“But one can practise oneself in doing without things?” I said.
“With about as much success,” said Father Payne, “as you can practise doing without food.”
“But isn’t it partly that people are unduly reticent about money?” I said. “If people could only say frankly what they can and what they can’t afford, it would simplify things very much.”

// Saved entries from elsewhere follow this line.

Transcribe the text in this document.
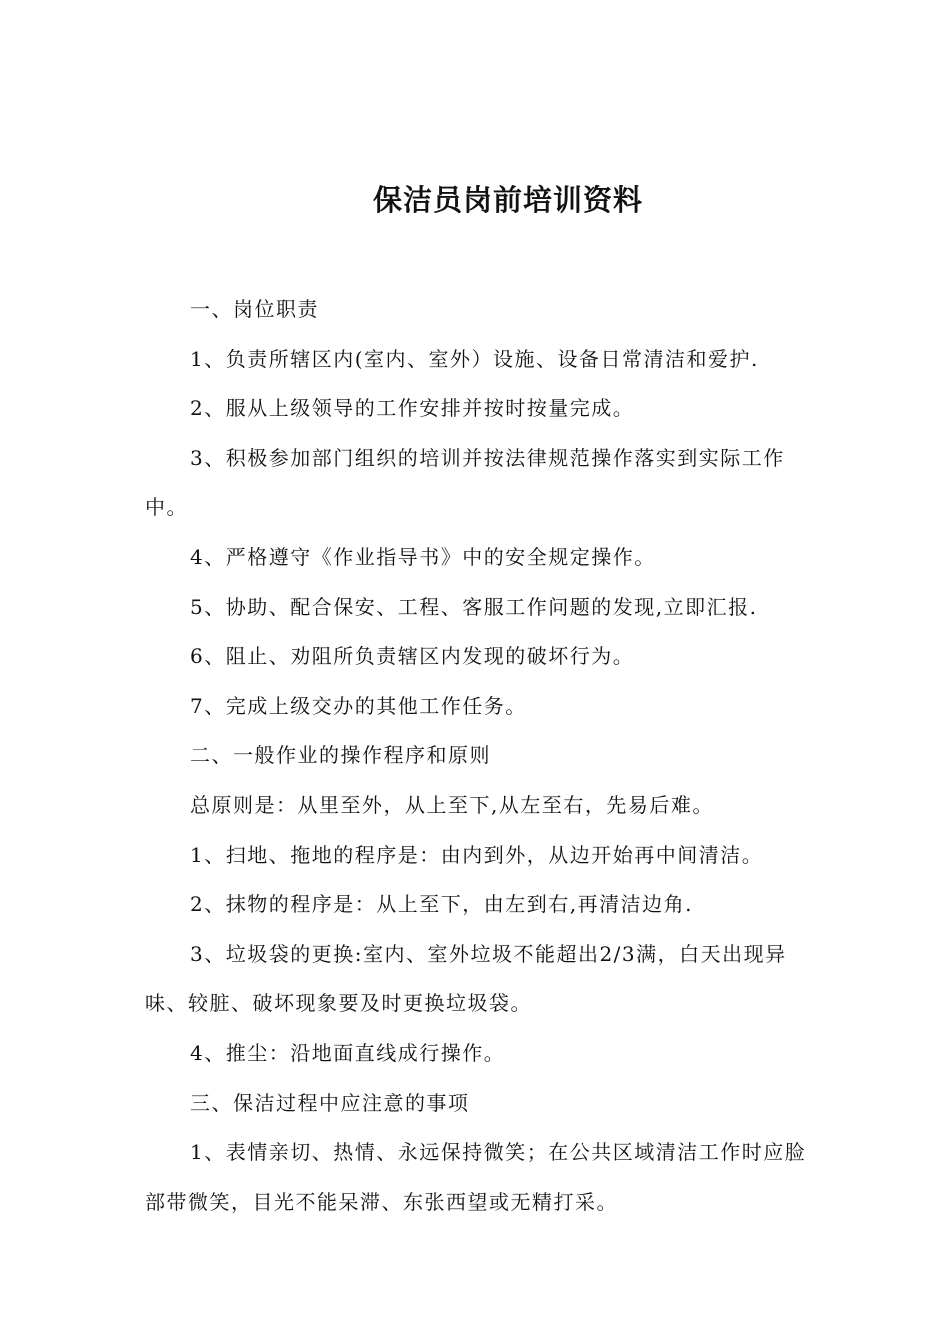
保洁员岗前培训资料

一、岗位职责

1、负责所辖区内(室内、室外）设施、设备日常清洁和爱护.

2、服从上级领导的工作安排并按时按量完成。

3、积极参加部门组织的培训并按法律规范操作落实到实际工作中。

4、严格遵守《作业指导书》中的安全规定操作。

5、协助、配合保安、工程、客服工作问题的发现,立即汇报.

6、阻止、劝阻所负责辖区内发现的破坏行为。

7、完成上级交办的其他工作任务。

二、一般作业的操作程序和原则

总原则是：从里至外，从上至下,从左至右，先易后难。

1、扫地、拖地的程序是：由内到外，从边开始再中间清洁。

2、抹物的程序是：从上至下，由左到右,再清洁边角.

3、垃圾袋的更换:室内、室外垃圾不能超出2/3满，白天出现异味、较脏、破坏现象要及时更换垃圾袋。

4、推尘：沿地面直线成行操作。

三、保洁过程中应注意的事项

1、表情亲切、热情、永远保持微笑；在公共区域清洁工作时应脸部带微笑，目光不能呆滞、东张西望或无精打采。
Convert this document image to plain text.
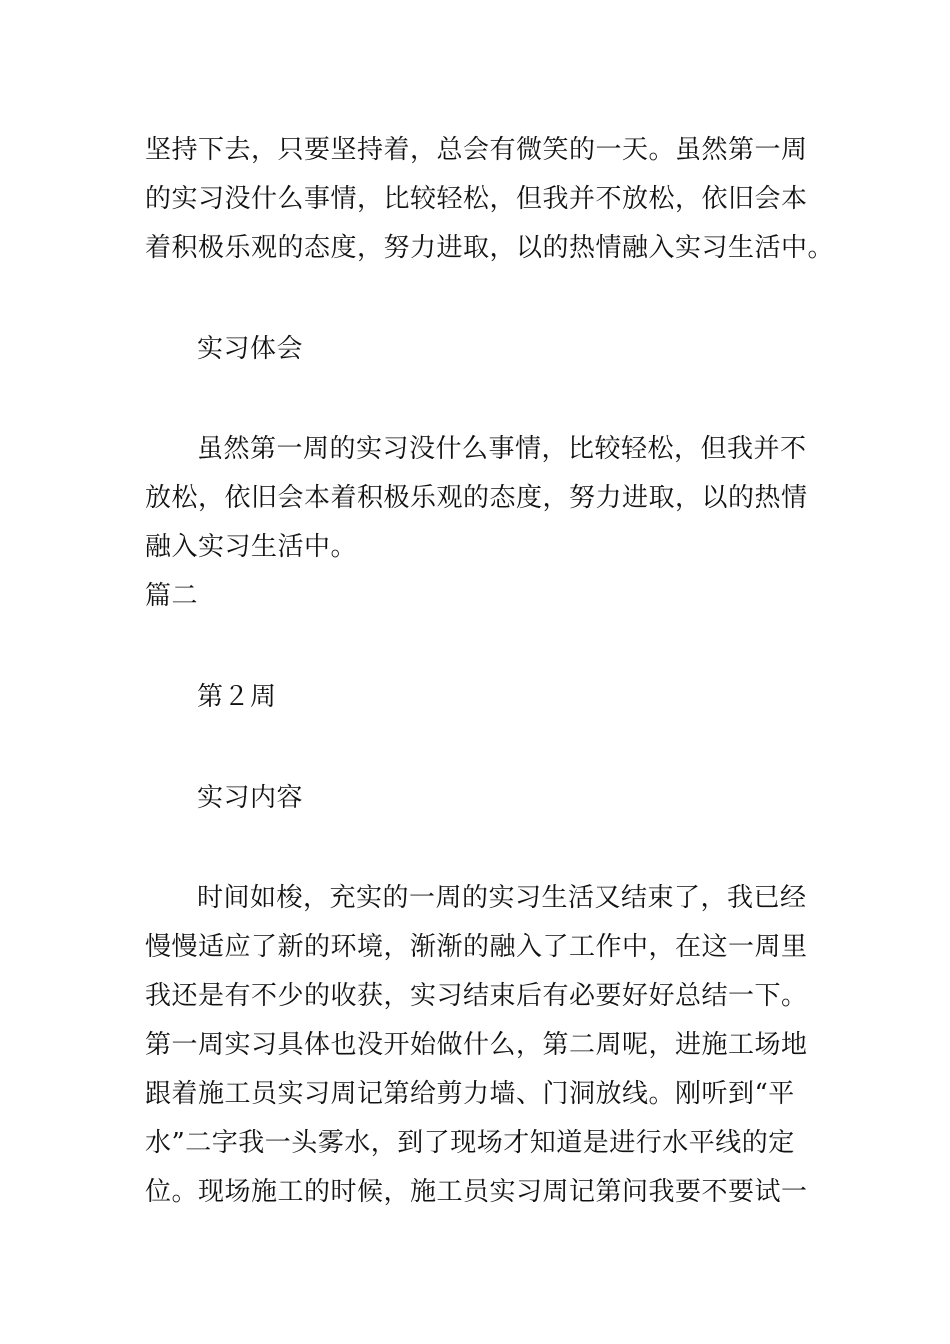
坚持下去，只要坚持着，总会有微笑的一天。虽然第一周
的实习没什么事情，比较轻松，但我并不放松，依旧会本
着积极乐观的态度，努力进取，以的热情融入实习生活中。
实习体会
虽然第一周的实习没什么事情，比较轻松，但我并不
放松，依旧会本着积极乐观的态度，努力进取，以的热情
融入实习生活中。
篇二
第２周
实习内容
时间如梭，充实的一周的实习生活又结束了，我已经
慢慢适应了新的环境，渐渐的融入了工作中，在这一周里
我还是有不少的收获，实习结束后有必要好好总结一下。
第一周实习具体也没开始做什么，第二周呢，进施工场地
跟着施工员实习周记第给剪力墙、门洞放线。刚听到“平
水”二字我一头雾水，到了现场才知道是进行水平线的定
位。现场施工的时候，施工员实习周记第问我要不要试一
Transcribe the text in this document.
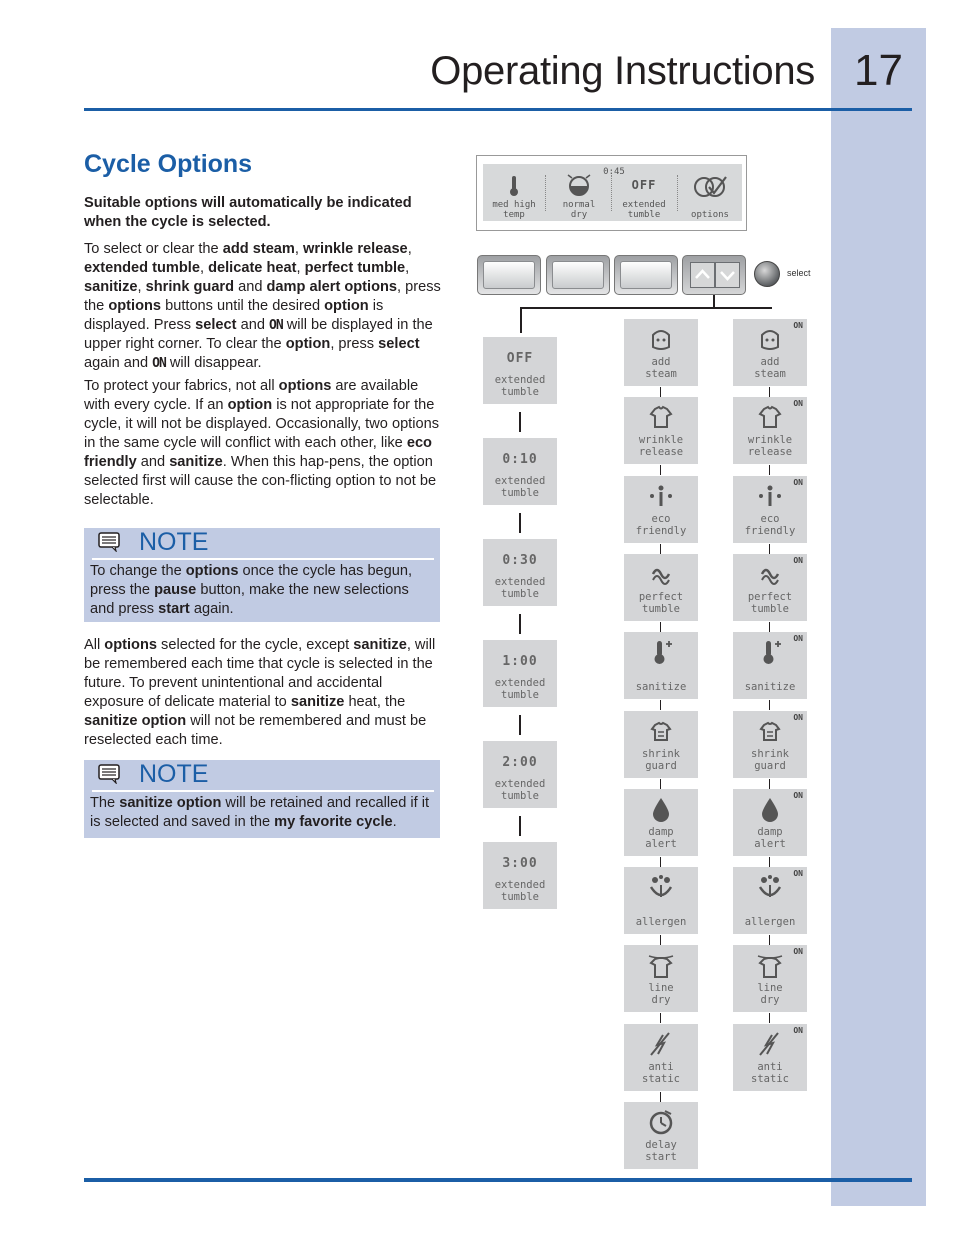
17
Operating Instructions
Cycle Options
Suitable options will automatically be indicated when the cycle is selected.
To select or clear the add steam, wrinkle release, extended tumble, delicate heat, perfect tumble, sanitize, shrink guard and damp alert options, press the options buttons until the desired option is displayed. Press select and ON will be displayed in the upper right corner. To clear the option, press select again and ON will disappear.
To protect your fabrics, not all options are available with every cycle. If an option is not appropriate for the cycle, it will not be displayed. Occasionally, two options in the same cycle will conflict with each other, like eco friendly and sanitize. When this hap-pens, the option selected first will cause the con-flicting option to not be selectable.
NOTE
To change the options once the cycle has begun, press the pause button, make the new selections and press start again.
All options selected for the cycle, except sanitize, will be remembered each time that cycle is selected in the future. To prevent unintentional and accidental exposure of delicate material to sanitize heat, the sanitize option will not be remembered and must be reselected each time.
NOTE
The sanitize option will be retained and recalled if it is selected and saved in the my favorite cycle.
0:45
med high
temp
normal
dry
OFF
extended
tumble	options
select
OFF
extended
tumble
0:10
extended
tumble
0:30
extended
tumble
1:00
extended
tumble
2:00
extended
tumble
3:00
extended
tumble
add
steam
wrinkle
release
eco
friendly
perfect
tumble
sanitize
shrink
guard
damp
alert
allergen
line
dry
anti
static
delay
start
add
steam
ON
wrinkle
release
ON
eco
friendly
ON
perfect
tumble
ON
sanitize
ON
shrink
guard
ON
damp
alert
ON
allergen
ON
line
dry
ON
anti
static
ON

“I don’t know,” said Father Payne. “Money is one of those curious things—uninteresting if you have enough, tragic if you haven’t. I don’t think talking about money is vulgar—I think it is simply dull: to discuss poverty is like discussing a disease—to discuss wealth is like talking about food or wine. The poverty that simply humiliates and pinches can’t be joked about—it’s far too serious for that! Of course, there are men who don’t really feel the call of life. Look at our friend Kaye! If Kaye had to live in London lodgings, he wouldn’t mind a bit, if he could get to the Museum Reading-Room—he only wants books and his own work—he doesn’t want company or music or art or talk or friends. He is wholly indifferent to nasty food or squalor. Poverty is not a real evil to him. If he had money he wouldn’t know how to spend it. I read a book the other day about a priest who lived a very devoted life in the slums—he had two rooms in a clergy-house—and there was a chapter in praise of the way in which he endured his poverty. But it was all wrong! What that man really enjoyed was preaching and ceremonial and company—he had a real love of human beings. Well, that man’s life was crammed with joy—he got exactly what he wanted all day long. It wasn’t a self-sacrificing life—it would have been to you and me—but he no doubt woke day after day, with a prospect of having his whole time taken up with things he thoroughly enjoyed.”
“But what about the people,” I said, “who really enjoy just the sense of power which money gives them, without using it—or the people whose only purpose in using it is the pleasure of being known to have it?”